The Rwandan capital of Kigali was the stage for the signing of the African Continental Trade Agreement (CFTA) by 44 of the continent’s 55 nations. With the aim of creating a single market for goods and services on the African continent covering 1.2 billion people, it would be the largest trade agreement reached since the World Trade Organisation was created in 1995.
However two of the nations not to sign up to the agreement in Kigali were Nigeria and South Africa, two of the largest economies on the continent. Nigeria cited fear of the deal undermining its local businesses and said it needed to hold talks with its trade union and business groups. Yet both nations are likely to sign up in the near future as such agreements will always require concessions to local interests before they are approved by national governments. This was seen when Wallonia initially held up the Canadian trade deal with the EU until a compromise was reached.
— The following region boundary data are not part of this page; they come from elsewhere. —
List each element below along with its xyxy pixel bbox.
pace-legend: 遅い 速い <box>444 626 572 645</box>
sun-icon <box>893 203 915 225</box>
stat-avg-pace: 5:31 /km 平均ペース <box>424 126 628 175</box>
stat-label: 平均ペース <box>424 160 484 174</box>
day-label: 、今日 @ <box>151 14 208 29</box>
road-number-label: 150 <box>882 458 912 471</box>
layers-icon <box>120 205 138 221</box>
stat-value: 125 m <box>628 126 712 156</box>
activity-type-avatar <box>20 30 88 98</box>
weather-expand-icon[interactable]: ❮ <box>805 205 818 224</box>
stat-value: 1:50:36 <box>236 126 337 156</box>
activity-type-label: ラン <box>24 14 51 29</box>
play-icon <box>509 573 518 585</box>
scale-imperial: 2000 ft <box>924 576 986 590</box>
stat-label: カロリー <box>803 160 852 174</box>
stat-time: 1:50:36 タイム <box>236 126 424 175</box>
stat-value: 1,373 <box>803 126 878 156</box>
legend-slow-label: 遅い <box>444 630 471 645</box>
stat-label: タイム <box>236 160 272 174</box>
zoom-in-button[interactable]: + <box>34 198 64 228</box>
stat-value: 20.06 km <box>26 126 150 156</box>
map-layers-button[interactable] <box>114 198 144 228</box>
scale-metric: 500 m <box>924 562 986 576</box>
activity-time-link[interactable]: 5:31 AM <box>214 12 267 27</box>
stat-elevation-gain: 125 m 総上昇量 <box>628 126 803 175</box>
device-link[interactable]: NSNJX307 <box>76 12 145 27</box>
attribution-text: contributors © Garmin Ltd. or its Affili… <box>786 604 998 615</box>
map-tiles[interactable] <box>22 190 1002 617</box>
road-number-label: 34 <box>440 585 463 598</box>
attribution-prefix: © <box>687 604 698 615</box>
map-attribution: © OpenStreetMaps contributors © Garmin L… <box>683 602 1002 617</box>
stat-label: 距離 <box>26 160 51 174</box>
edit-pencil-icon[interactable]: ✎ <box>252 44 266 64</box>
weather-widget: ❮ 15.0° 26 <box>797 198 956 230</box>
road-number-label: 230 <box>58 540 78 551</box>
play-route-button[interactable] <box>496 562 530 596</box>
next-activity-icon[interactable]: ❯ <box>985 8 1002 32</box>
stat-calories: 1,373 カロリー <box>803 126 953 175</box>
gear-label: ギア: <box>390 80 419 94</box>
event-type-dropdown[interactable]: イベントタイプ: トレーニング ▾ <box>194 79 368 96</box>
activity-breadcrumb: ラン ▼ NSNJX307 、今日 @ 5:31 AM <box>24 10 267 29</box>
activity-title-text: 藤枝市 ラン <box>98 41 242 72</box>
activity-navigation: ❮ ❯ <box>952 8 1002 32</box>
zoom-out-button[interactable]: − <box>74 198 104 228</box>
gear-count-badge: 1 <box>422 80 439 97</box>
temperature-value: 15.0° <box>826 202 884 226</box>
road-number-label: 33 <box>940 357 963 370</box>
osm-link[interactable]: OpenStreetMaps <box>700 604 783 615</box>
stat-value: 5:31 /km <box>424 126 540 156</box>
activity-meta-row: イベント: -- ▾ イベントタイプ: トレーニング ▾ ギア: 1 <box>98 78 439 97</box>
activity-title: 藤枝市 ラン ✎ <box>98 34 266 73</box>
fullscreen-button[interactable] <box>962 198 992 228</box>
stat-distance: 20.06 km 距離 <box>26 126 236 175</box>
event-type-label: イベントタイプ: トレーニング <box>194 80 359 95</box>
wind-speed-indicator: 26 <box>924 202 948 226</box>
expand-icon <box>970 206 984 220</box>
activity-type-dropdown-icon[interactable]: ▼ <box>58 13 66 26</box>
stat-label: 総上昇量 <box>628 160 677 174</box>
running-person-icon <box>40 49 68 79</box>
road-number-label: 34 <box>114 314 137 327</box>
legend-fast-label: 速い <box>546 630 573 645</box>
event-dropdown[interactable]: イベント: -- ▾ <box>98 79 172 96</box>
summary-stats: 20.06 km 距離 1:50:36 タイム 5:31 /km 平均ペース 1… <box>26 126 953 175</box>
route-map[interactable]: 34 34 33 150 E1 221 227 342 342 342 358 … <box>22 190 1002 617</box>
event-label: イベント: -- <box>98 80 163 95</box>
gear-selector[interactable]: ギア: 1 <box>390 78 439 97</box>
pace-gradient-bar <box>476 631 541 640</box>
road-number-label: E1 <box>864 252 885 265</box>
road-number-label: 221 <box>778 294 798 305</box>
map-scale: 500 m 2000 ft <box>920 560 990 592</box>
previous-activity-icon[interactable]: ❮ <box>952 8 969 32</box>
While there would be short term losses on smaller tariff revenues, analysts predict the long term benefits of CFTA will outstrip these losses. By reducing tariffs and barriers to trade intra-African trade could be given a considerable boost. Trade between the African nations is believed to be as low as 15% to 18%, whereas Asia and Europe have an intra-continental trade rate of 60%. Analysts further predict the deal could boost the continent's economic output by 2050 to $29 trillion.
Although there are legitimate concerns over increasing Africa’s vulnerability to dumping of finished goods the deal could improve the continent's leverage since nations will be acting together and not as individuals. Although not a customs union now, 27 nations also signed a commitment for free movement.